Accurate estimation of soil hydraulic properties, specifically field capacity (FC) and wilting point (WP), collectively known as Water Holding Capacity (WHC), is crucial for effective water resource management in agriculture and the environment. Traditionally, WHC is obtained through soil sampling and laboratory analysis. Pedo Transfer Functions (PTFs) have been developed to estimate WHC from soil composition data, simplifying the process but still relying on accurate soil measurements.

In response, we propose a novel algorithm for dynamic FC and WP estimation based on continuous soil moisture time series from remote sensing. This study includes a preliminary accuracy assessment of the downscaled 100-m soil-moisture time-series obtained from a combination of SMAP and Landsat data against in-situ stations from the International Soil Moisture Network (ISMN) which also include WP and FC measurements. Leveraging these long time series of soil moisture data enables a more nuanced and adaptive characterization of soil hydraulic properties over time.

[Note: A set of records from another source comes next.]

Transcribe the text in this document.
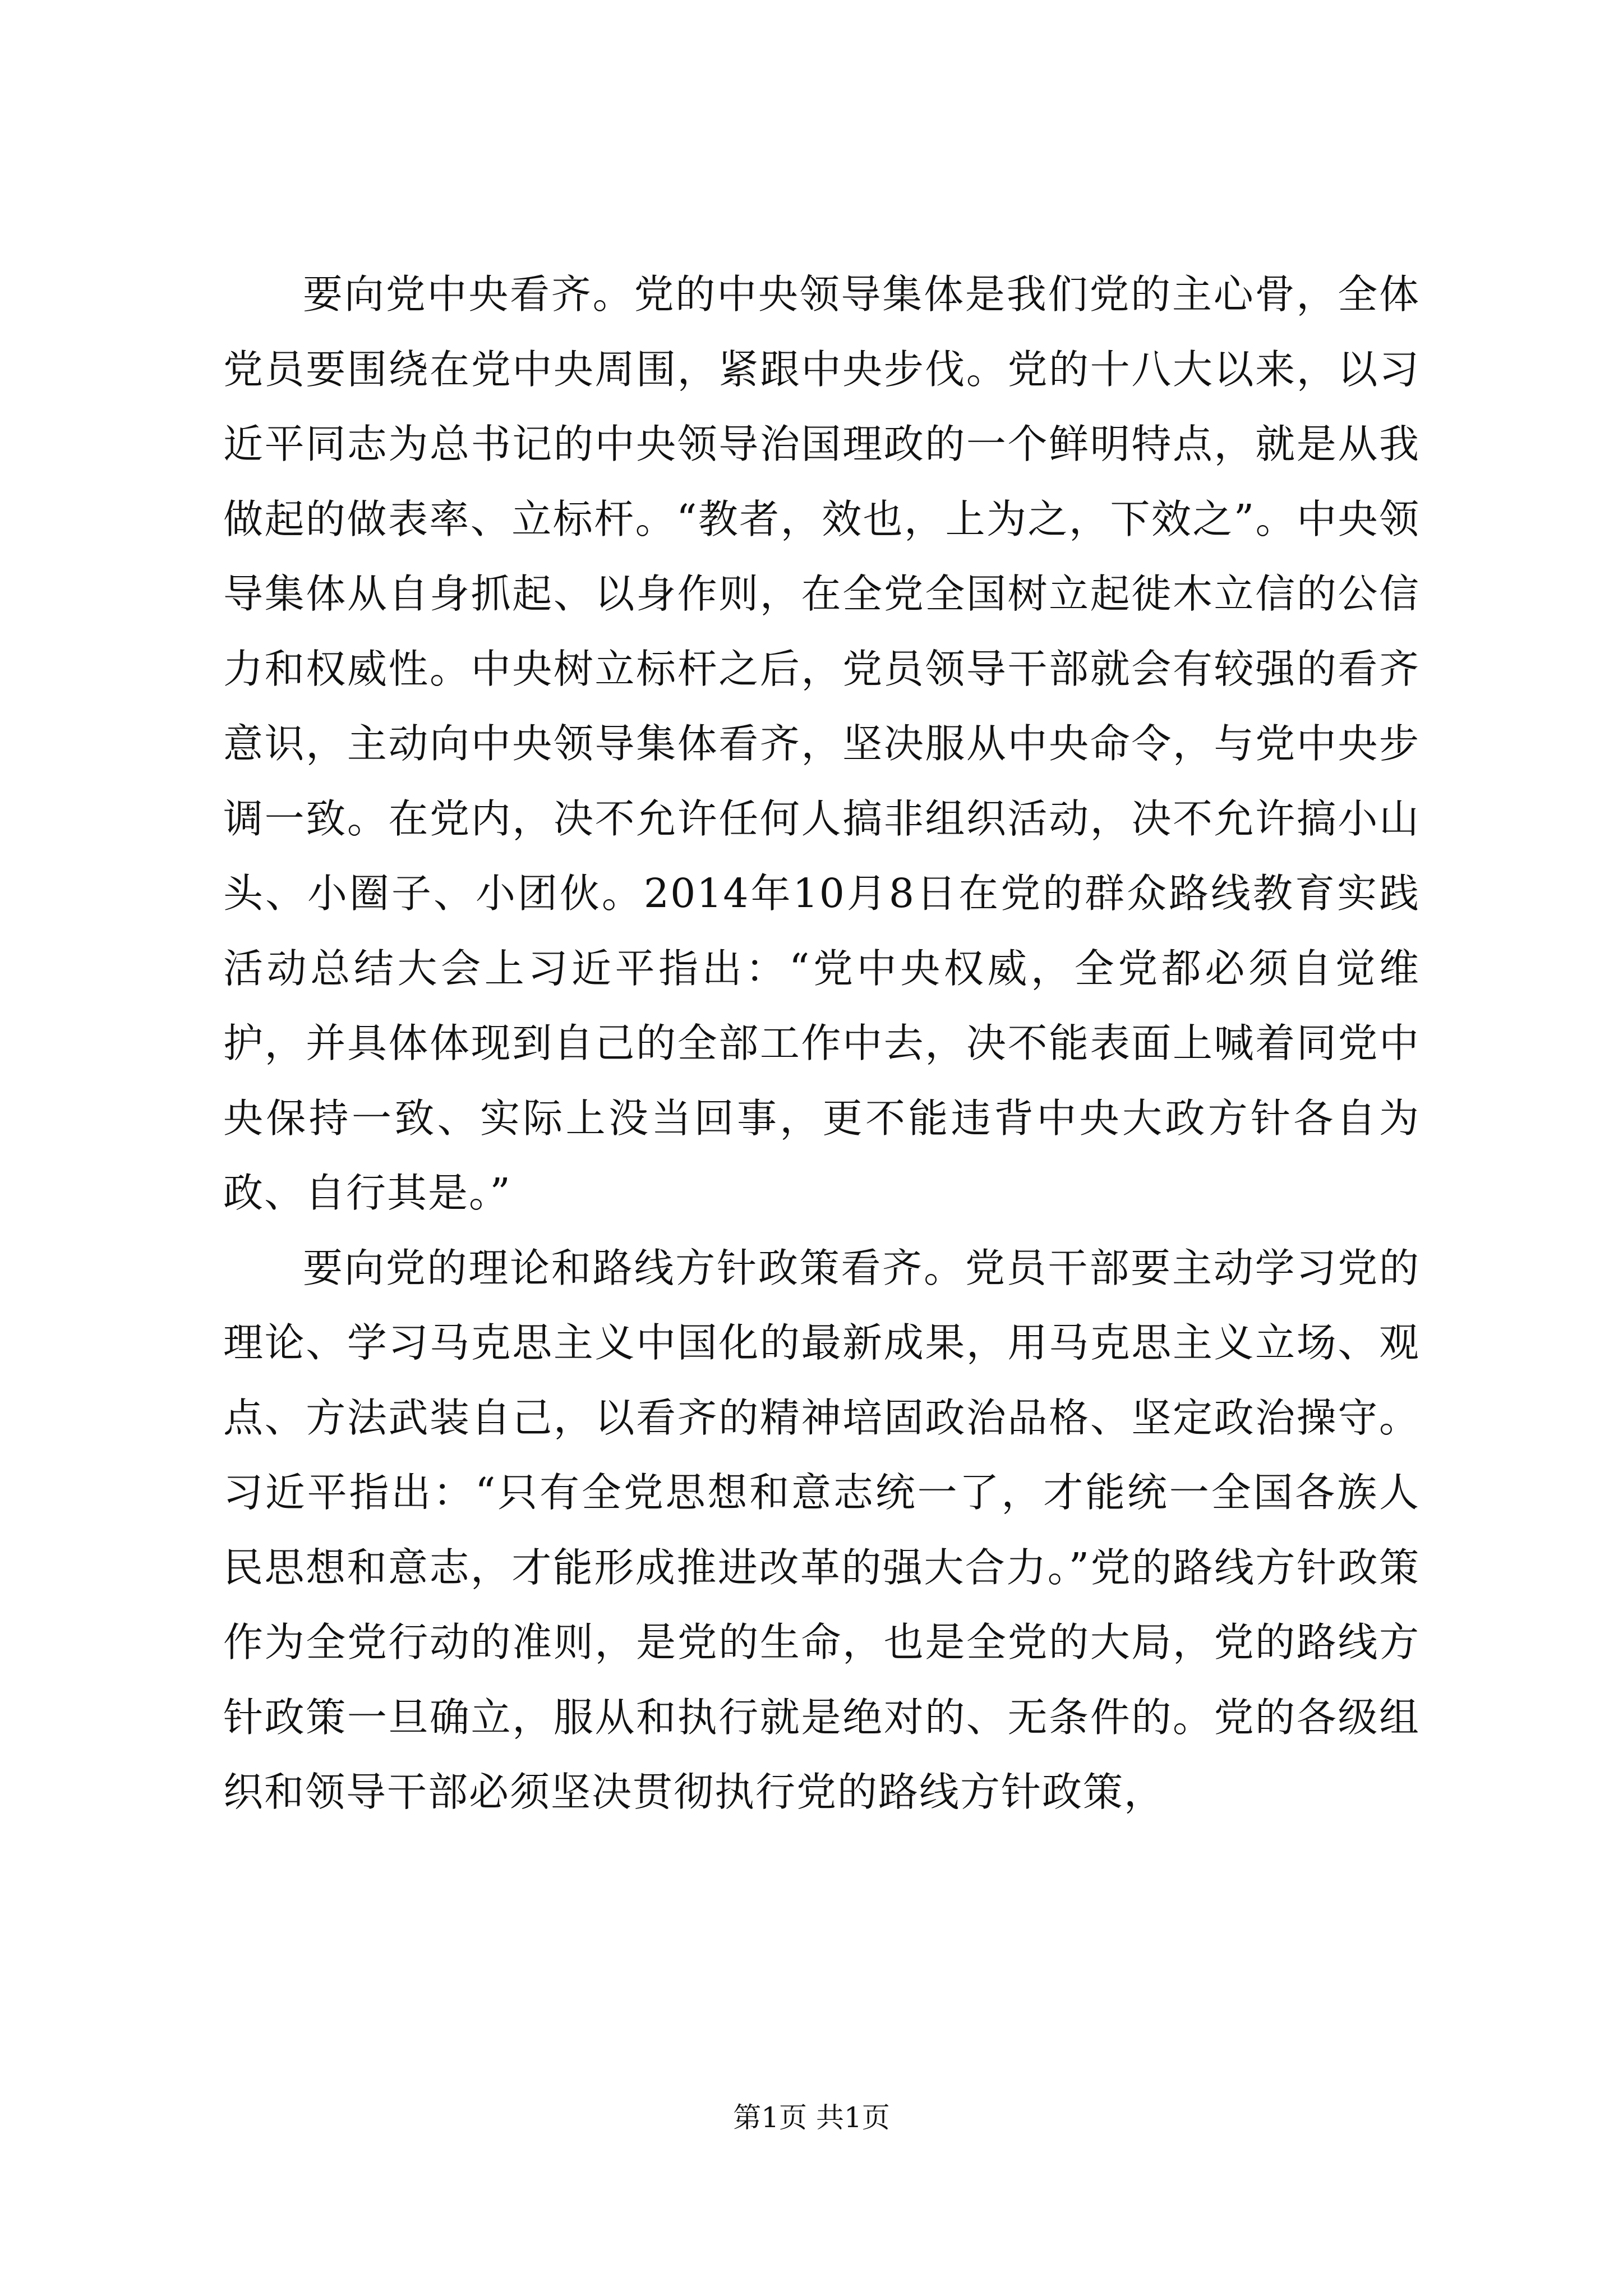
要向党中央看齐。党的中央领导集体是我们党的主心骨，全体党员要围绕在党中央周围，紧跟中央步伐。党的十八大以来，以习近平同志为总书记的中央领导治国理政的一个鲜明特点，就是从我做起的做表率、立标杆。“教者，效也，上为之，下效之”。中央领导集体从自身抓起、以身作则，在全党全国树立起徙木立信的公信力和权威性。中央树立标杆之后，党员领导干部就会有较强的看齐意识，主动向中央领导集体看齐，坚决服从中央命令，与党中央步调一致。在党内，决不允许任何人搞非组织活动，决不允许搞小山头、小圈子、小团伙。2014年10月8日在党的群众路线教育实践活动总结大会上习近平指出：“党中央权威，全党都必须自觉维护，并具体体现到自己的全部工作中去，决不能表面上喊着同党中央保持一致、实际上没当回事，更不能违背中央大政方针各自为政、自行其是。”

要向党的理论和路线方针政策看齐。党员干部要主动学习党的理论、学习马克思主义中国化的最新成果，用马克思主义立场、观点、方法武装自己，以看齐的精神培固政治品格、坚定政治操守。习近平指出：“只有全党思想和意志统一了，才能统一全国各族人民思想和意志，才能形成推进改革的强大合力。”党的路线方针政策作为全党行动的准则，是党的生命，也是全党的大局，党的路线方针政策一旦确立，服从和执行就是绝对的、无条件的。党的各级组织和领导干部必须坚决贯彻执行党的路线方针政策，

第1页 共1页
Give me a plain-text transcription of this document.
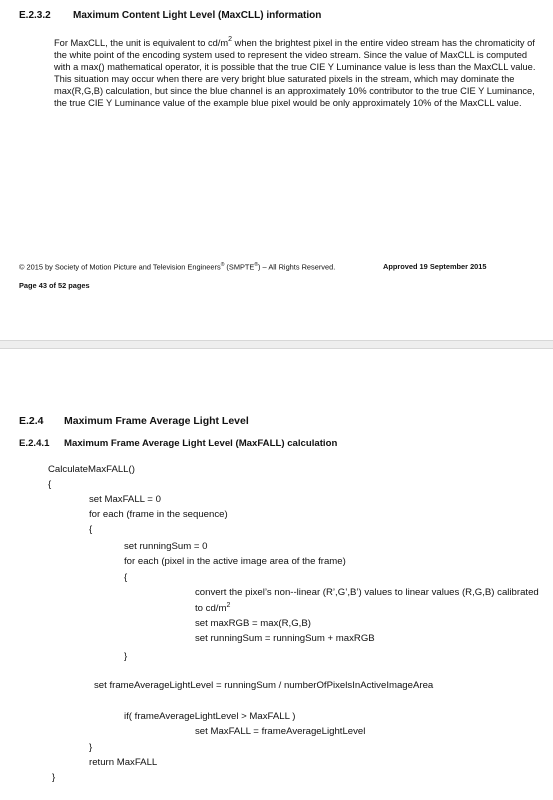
E.2.3.2 Maximum Content Light Level (MaxCLL) information

For MaxCLL, the unit is equivalent to $cd/m^2$ when the brightest pixel in the entire video stream has the chromaticity of the white point of the encoding system used to represent the video stream. Since the value of MaxCLL is computed with a max() mathematical operator, it is possible that the true CIE Y Luminance value is less than the MaxCLL value. This situation may occur when there are very bright blue saturated pixels in the stream, which may dominate the max(R,G,B) calculation, but since the blue channel is an approximately 10% contributor to the true CIE Y Luminance, the true CIE Y Luminance value of the example blue pixel would be only approximately 10% of the MaxCLL value.

© 2015 by Society of Motion Picture and Television Engineers® (SMPTE®) – All Rights Reserved.	Approved 19 September 2015
Page 43 of 52 pages
E.2.4 Maximum Frame Average Light Level
E.2.4.1 Maximum Frame Average Light Level (MaxFALL) calculation
CalculateMaxFALL()
{
set MaxFALL = 0
for each (frame in the sequence)
{
set runningSum = 0
for each (pixel in the active image area of the frame)
{
convert the pixel’s non-‐linear (R’,G’,B’) values to linear values (R,G,B) calibrated
to $cd/m^2$
set maxRGB = max(R,G,B)
set runningSum = runningSum + maxRGB
}
set frameAverageLightLevel = runningSum / numberOfPixelsInActiveImageArea
if( frameAverageLightLevel > MaxFALL )
set MaxFALL = frameAverageLightLevel
}
return MaxFALL
}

This approach recognizes the influence of factors such as precipitation, evapotranspiration, and land management practices on soil moisture variability.

Furthermore, we perform a comparative analysis with SoilHydroGrids’ WP and FC as a benchmark, to underscore the advancements, enhancements and potential limitations of our approach. Our results demonstrate a noteworthy enhancement in the estimation of Field Capacity, reducing the Root Mean Square Error (RMSE) from 0.15m³/m³ to 0.09m³/m³. Moreover, our algorithm exhibits slightly superior predictions for the wilting point when compared against laboratory measurements. Generally, our approach is capable of identifying a larger range of WP and FC values, which is also seen in the in-situ data.